Last autumn I started photographing some of my exotic chili peppers because I work as editor in a few TV & web cooking shows. I never menaged to find pepper assets like this so I created them. I started with 40 peppers but ended up with only 28 unique peppers (their shape is hard to work with and the process is very slow).
I uploaded the first pepper and it got approved within hours.
I started to upload the rest (one by one, 5 a week). I uploaded 4 more past week and yesterday 5 more but today I got email that the rest of them are rejected.
In the email there is no mention of WHY it is rejected. It says:
“Thank you for your submission. We have completed our review of “Rotating Chroma Key Organic Chili Pepper - Bishop’s Crown 2” and unfortunately we found it isn’t at the quality standard required to move forward, and you won’t be able to re-submit this item again.”
BUT their quality is absolutely the same as the one that got approved - here it is - [link removed]
Again, its a series of 28 peppers in total. They are shot, edited and exported in the exact same way and either the one that got approved shouldnt or the ones that didnt - should.
The envato feedback is extremely unhelpful. Has anyone any ideas about that?
Also, which other stock video websites will accept them?
I can tell you a few things.
I believe the quality (Image quality) is very low.
Also, the framerate is not usable.
Edges are way too sharp.
it moves up and down when it rotates.
Hi, Antole,
The original files are 4k+, ProRes 422. What you can see in youtube is obviously sh!t quality. What do you mean by “believe” it’s either low or high quality, right?

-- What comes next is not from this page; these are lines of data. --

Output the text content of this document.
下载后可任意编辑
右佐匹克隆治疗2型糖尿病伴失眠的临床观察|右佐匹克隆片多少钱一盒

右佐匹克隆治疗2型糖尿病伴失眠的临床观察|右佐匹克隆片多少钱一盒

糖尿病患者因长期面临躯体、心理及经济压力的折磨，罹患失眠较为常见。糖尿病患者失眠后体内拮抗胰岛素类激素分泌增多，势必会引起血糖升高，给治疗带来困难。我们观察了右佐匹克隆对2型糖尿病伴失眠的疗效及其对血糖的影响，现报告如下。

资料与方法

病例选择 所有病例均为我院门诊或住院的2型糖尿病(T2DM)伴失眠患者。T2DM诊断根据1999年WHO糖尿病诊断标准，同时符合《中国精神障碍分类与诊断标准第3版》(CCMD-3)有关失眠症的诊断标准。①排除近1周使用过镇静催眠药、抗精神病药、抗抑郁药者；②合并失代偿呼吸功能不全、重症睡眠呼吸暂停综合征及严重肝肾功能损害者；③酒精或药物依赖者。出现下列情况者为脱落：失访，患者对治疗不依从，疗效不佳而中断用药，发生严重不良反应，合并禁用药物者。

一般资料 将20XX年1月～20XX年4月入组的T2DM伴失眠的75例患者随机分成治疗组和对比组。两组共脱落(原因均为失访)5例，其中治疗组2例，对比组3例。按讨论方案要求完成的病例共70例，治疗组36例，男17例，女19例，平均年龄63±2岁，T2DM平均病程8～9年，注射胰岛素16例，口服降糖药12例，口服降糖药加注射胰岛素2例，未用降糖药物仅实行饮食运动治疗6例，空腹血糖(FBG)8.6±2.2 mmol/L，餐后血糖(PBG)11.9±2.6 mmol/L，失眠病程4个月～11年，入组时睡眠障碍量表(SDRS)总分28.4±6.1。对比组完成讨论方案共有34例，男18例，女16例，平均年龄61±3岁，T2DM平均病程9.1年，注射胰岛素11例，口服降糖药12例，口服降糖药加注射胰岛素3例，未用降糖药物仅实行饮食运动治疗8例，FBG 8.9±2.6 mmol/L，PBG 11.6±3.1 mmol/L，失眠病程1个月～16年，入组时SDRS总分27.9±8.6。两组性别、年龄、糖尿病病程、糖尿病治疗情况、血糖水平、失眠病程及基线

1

When you scale the files down to fit a full 1080p frame the jiggly movement is almost not noticeable and than again my goal has never been for them to look like animation rendered in 3D software, which pretty much every single 3D artist can do. This is all hand made.
I also think that it’s easier to apply matte choker and “soften” the edges than giving you the files with soft edges and you trying to sharpen them.
What do you mean that the frame rate is not usable. All of the files consist of 36 frames which you can playback at whatever fps you wish. Every frame is the pepper rotating 10 degrees. You even get more “stop motion” effect when you use the posterize time effect and play them at 12/14 fps. What would usable FPS be?
Again, if all of them are very low quality with way too sharp edges and moving up and down why the first one was accepted and not the rest? They are all the same.
The edges really look bad. Looks like you used the “rotoscoping” tool. The object is really jumping. The subject is spinning very fast. As a rule, in culinary commercials clients use vegetables and fruits that fall very slowly (slow motion). I can’t imagine where such a fast-rotating oobject can be used. It’s even hard to look at it. To be honest: if you wonder why this item is not approved like the first one, then I wonder why the first product is not rejected like this one.